火星の衛星デイモスは過去の巨大衝突で形作られた
火星の外側の衛星デイモスの南極に位置する直径10キロメートルの大きなクレーターが、この小さな衛星全体の形状と表面の特徴を決定づけたという研究結果が発表された。ベルン大学宇宙研究・惑星科学部門のサビナ・ラドゥカン氏率いる研究チームは、デイモスの表面を覆う厚いレゴリス(砂状の堆積物)が、単一の大規模衝突によって形成されたと結論づけている。
デイモスはジャガイモのような不規則な形をした直径12キロメートルの小天体で、火星のもう一つの衛星フォボス(直径26キロメートル)と比べて表面が滑らかに見える。だが2025年3月にESA(欧州宇宙機関)のヘラ宇宙船が火星での重力アシスト機動を行った際、表面画像解析からレゴリスに埋もれた古いクレーターが存在することが判明した。
単一衝突仮説を検証する高性能シミュレーション
研究チームは「デイモスの形状と地質は副カタストロフィック衝突で説明できる」と題した論文を英科学誌『ネイチャー・アストロノミー』に掲載した。ラドゥカン氏はESAのヘラミッション衝撃物理作業部会の共同議長を務めている。
仮説を検証するため、研究チームはベルン平滑化粒子流体力学(SPH)コードと呼ばれる高性能シミュレーションを実施した。このコードはベルン大学の高性能計算クラスタで動作し、大規模な表面変形や衝撃による激しい破壊現象を扱える数少ないツールとされている。

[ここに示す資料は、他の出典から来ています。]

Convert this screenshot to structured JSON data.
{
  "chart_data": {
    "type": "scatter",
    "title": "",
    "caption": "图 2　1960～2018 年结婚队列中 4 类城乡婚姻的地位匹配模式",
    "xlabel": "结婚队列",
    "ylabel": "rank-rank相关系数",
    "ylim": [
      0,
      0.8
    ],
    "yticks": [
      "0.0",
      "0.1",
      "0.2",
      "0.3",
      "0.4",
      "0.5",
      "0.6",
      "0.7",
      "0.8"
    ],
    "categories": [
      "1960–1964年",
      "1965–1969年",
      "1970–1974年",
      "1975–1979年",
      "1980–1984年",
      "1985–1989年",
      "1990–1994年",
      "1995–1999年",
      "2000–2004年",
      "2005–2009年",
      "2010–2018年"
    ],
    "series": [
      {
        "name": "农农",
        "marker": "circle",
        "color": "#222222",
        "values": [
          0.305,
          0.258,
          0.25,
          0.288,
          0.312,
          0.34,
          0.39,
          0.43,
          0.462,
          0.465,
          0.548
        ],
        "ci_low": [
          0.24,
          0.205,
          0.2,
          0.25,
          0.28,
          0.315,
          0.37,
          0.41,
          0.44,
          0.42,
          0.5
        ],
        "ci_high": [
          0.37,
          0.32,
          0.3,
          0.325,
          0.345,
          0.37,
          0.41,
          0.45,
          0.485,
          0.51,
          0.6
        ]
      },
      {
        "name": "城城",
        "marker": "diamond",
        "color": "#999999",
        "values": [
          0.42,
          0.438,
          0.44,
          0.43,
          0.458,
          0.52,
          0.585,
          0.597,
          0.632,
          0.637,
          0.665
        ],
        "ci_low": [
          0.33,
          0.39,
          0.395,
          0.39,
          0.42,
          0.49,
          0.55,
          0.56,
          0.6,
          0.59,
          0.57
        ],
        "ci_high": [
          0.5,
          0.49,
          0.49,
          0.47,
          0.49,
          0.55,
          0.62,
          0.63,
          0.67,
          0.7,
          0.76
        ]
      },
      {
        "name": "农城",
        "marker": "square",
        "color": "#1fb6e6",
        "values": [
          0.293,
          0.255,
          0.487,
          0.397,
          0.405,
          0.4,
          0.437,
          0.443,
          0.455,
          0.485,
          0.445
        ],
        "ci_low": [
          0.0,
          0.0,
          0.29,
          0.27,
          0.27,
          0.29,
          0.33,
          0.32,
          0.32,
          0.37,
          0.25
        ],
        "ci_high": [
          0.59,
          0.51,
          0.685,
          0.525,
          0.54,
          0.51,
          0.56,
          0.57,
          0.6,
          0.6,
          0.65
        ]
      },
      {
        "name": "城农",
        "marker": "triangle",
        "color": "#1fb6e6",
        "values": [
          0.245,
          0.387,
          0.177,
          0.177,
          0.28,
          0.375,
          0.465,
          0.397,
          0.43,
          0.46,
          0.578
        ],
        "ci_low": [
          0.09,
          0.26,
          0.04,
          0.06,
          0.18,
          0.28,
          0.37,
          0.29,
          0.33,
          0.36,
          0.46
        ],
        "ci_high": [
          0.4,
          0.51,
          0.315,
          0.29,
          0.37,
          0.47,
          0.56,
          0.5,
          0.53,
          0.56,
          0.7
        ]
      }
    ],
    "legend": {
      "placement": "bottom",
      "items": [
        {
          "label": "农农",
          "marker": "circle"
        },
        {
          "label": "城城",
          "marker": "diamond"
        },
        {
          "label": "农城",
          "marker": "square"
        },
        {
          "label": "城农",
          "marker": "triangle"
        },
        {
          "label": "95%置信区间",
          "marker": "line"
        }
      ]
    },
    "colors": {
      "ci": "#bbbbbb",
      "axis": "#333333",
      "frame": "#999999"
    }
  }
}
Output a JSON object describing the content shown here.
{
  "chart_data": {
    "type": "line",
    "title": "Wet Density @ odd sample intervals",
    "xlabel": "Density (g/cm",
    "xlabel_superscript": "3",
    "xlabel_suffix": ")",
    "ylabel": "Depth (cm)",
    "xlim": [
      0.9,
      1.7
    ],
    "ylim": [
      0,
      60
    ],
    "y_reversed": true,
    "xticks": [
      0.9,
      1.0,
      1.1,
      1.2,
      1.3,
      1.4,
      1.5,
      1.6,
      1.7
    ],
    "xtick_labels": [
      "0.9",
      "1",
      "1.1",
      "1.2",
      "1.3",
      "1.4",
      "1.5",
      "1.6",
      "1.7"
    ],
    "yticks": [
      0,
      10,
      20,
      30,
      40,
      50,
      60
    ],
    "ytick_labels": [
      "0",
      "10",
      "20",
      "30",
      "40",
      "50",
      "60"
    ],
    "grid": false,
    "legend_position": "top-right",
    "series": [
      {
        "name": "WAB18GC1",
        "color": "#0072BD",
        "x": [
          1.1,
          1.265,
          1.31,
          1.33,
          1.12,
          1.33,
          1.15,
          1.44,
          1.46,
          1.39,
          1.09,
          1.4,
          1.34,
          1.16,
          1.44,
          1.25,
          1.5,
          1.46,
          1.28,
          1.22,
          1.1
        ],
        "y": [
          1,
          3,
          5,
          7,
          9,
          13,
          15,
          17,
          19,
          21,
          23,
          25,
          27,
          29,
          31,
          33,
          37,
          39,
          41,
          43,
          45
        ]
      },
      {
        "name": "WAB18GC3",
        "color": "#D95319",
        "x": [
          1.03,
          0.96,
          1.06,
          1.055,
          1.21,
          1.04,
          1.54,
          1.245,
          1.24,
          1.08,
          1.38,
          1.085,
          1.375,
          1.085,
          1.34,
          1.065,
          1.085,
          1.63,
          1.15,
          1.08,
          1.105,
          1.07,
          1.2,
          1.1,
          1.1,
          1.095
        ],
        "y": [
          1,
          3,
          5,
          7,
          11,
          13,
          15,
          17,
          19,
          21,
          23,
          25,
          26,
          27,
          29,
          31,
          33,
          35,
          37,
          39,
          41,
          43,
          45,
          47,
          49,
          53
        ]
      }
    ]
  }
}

ラドゥカン氏によれば、デイモスを数百万の相互作用する粒子で再現し、重力、物質強度、結合力を含む複数の可変要因を考慮したシミュレーションを実行。南極の窪地を埋め戻した状態からおよそ100回の衝突シミュレーションを実施した。各シミュレーションには約1週間を要した。
直径320メートルの小惑星が45度で衝撃
衝突体の質量は毎秒8.2キロメートルの速度で、直径300メートルから360メートルの範囲で設定。衝撃角度は0度から60度の幅で変化させた。
シミュレーション結果から、直径約320メートルの小惑星がおよそ45度の角度でデイモスに衝突したシナリオが最も現実的だと判明した。この衝突によってデイモスは破砕されず、代わりに小さな衛星全体にレゴリスの層が広がったことが示された。